Any one of these 13 sales messaging mistakes could be costing you money. From failing to find persuasive messaging, to telling your story in a boring way that makes prospects switch off, to arming sales people with the wrong sales tools – if you make these mistakes, your sales will suffer.
Features and functions
People may well need to know what your solution can do, but remember (i) they probably don’t need all the finer detail (ii) they want to know what your solution can do for them. The best way to talk about features is to use them to justify the claims that you make about benefits.
Selling the solution too early
If your prospect hasn’t been convinced that they should buy a widget at all, there’s no point trying to persuade them that your widget is the best one. First, sell the category (whether to buy this type of thing at all), then sell your solution (which one to buy).
“Let me tell you a bit about our company…”
You may well have 84 locations, a $6.7 billion turnover, and 22,000 employees, 5 divisions, and a share price of $21. Great. So what? If there’s a sales message in there, then bring it out explicitly. If you just like talking about your own company stop, and ask if it’s interesting to listen to.
No repetition
As much as we wish our key sales messages were instantly memorable, they rarely are. Without repetition, they just get forgotten. Got some key messages that really explain why prospects should choose you? Repeat them so they can be remembered.
Any questions?
If you pitch, you need to ask for the business. Try to close, uncover objections, rinse and repeat. It isn’t enough to put up a boring slide with a photo of an audience and ‘Any Questions’ written on it and to hope that the prospect will reveal their thinking. You need to try and take control of the sales process, and to try and advance to the next stage.
No clear next step
Not every sales meeting ends in an order, and nor could they. Sometimes you just want to be given a chance to run a study, start a trial, access the decision-maker, or to be put onto a short-list. These objectives each require different sales messaging, because they each offer their own level of commitment, level of risk, and set of decision-making criteria.
No differentiation
It’s not enough to talk about valuable benefits when your competitors all claim to deliver the same benefits. Does everyone in your market ‘enhance productivity’ or ‘reduce risk’? If so you need to think about (i) what allows you to do these things better (ii) what benefits you offer that others can’t.

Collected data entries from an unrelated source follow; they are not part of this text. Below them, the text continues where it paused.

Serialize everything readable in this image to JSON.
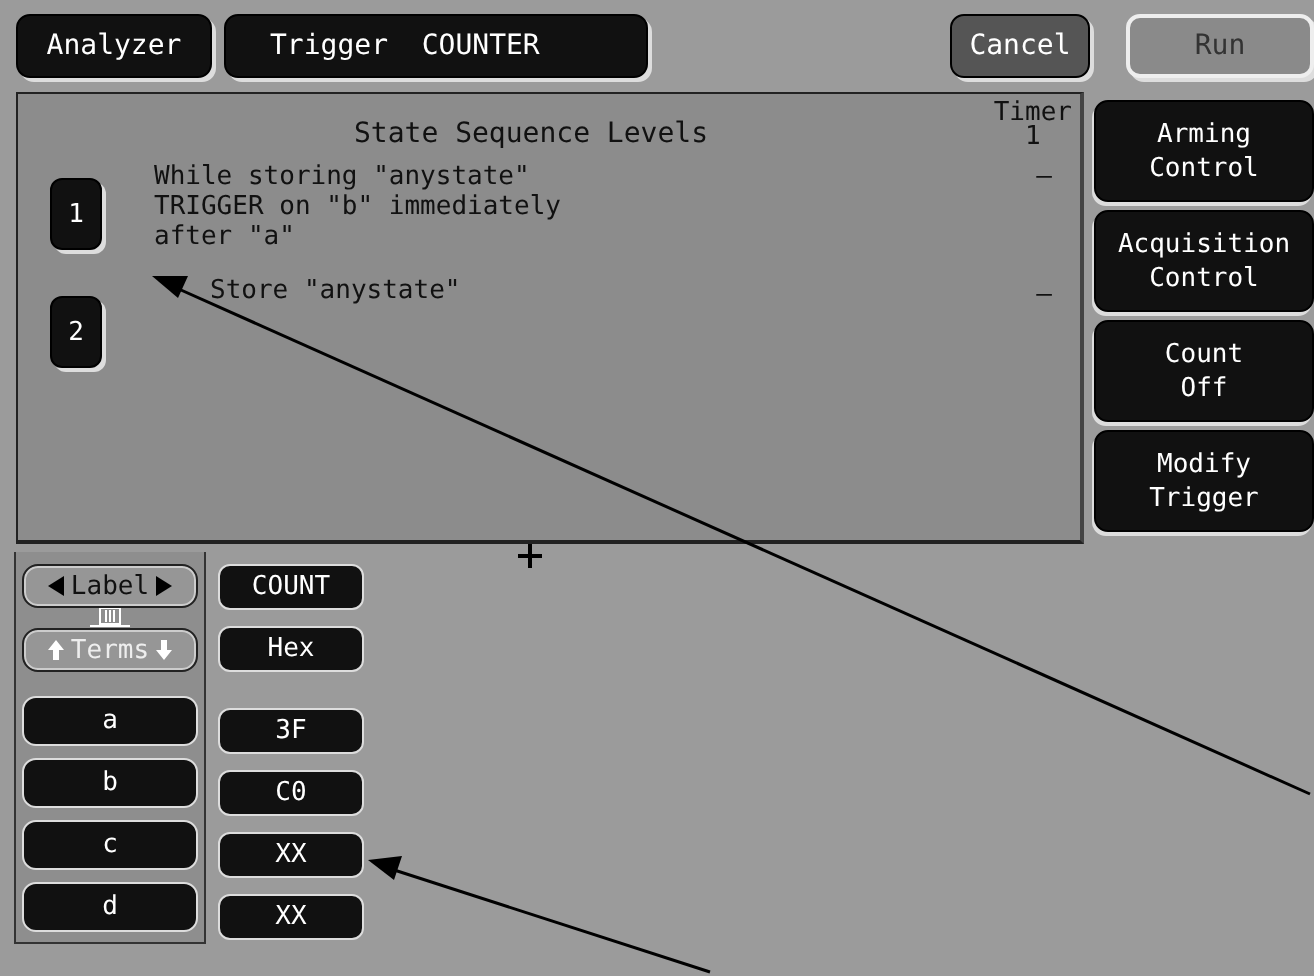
{
  "top_bar": {
    "buttons": [
      {
        "label": "Analyzer",
        "kind": "menu",
        "disabled": false
      },
      {
        "label": "Trigger  COUNTER",
        "kind": "menu",
        "disabled": false
      },
      {
        "label": "Cancel",
        "kind": "action",
        "disabled": false
      },
      {
        "label": "Run",
        "kind": "action",
        "disabled": true
      }
    ]
  },
  "sequence_panel": {
    "title": "State Sequence Levels",
    "timer_heading": "Timer\n1",
    "levels": [
      {
        "number": "1",
        "text": "While storing \"anystate\"\nTRIGGER on \"b\" immediately\nafter \"a\"",
        "timer": "–"
      },
      {
        "number": "2",
        "text": "Store \"anystate\"",
        "timer": "–"
      }
    ]
  },
  "side_menu": [
    "Arming\nControl",
    "Acquisition\nControl",
    "Count\nOff",
    "Modify\nTrigger"
  ],
  "terms_panel": {
    "label_selector": "Label",
    "terms_selector": "Terms",
    "terms": [
      "a",
      "b",
      "c",
      "d"
    ]
  },
  "values_column": {
    "label": "COUNT",
    "base": "Hex",
    "values": [
      "3F",
      "C0",
      "XX",
      "XX"
    ]
  }
}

False assumptions about competitors
Maybe you are particularly proud of a certain feature. But before you assume that it’s unique – check. There’s nothing that undermines your sales messaging like claiming “we’re the only company who have Feature A’ when your prospect just heard from your competitor that they have it too. Think you would never make this mistake? Maybe, but we’ve seen it before. It’s one reason why it makes sense to interview new hires who just came from competitors.
So what?
Not every point of differentiation is interesting to your prospects. Maybe you are global – but if they only operate in one country, will they care? Maybe you are the oldest company in the market. Does it matter to customers that your competitor is five years younger? Focus on things where you have an advantage and that your prospects care about.
Thrown over the fence
Sales messaging only works if sales people use it. That means (a) involving the sales team in shaping your messaging, in particular learning from their experience with customers (b) cutting the bull, the jargon, and the business-speak (c) understanding the sales cycle so that what gets created actually relates to a particular interaction during the process.
Poor quality sales tools
Sales messaging lives in the tools and sales content that are given to sales people to use. The best messaging that’s then written in text-heavy PowerPoint slides won’t work. Your sales tools need to be easy to use, look great, and use visuals that help prospects “get” what you’re saying.
The wrong star of the story
Who’s the star of your story? Is it your products? Your company? It should be your prospect. Something has changed in the world and your prospect is facing a difficult challenge. They try to overcome the challenge ‘the old way’ but didn’t manage it. They get help (from your company – the Obi-Wan Kenobi figure), and overcome the challenge to enter a better world. It’s a story – but it’s a story about them. Not your company.
‘Show up and throw up’
You have your sales messaging written. You know what you want to say. Great. But you need to tailor your message to your prospect. You don’t decide in advance what you want to say before meeting somebody, and insist on telling them 20 things about yourself without waiting for their response. So why do it in sales? Don’t forget that sales is about conversation, not telling your prospects everything you could possibly say without pausing for breath.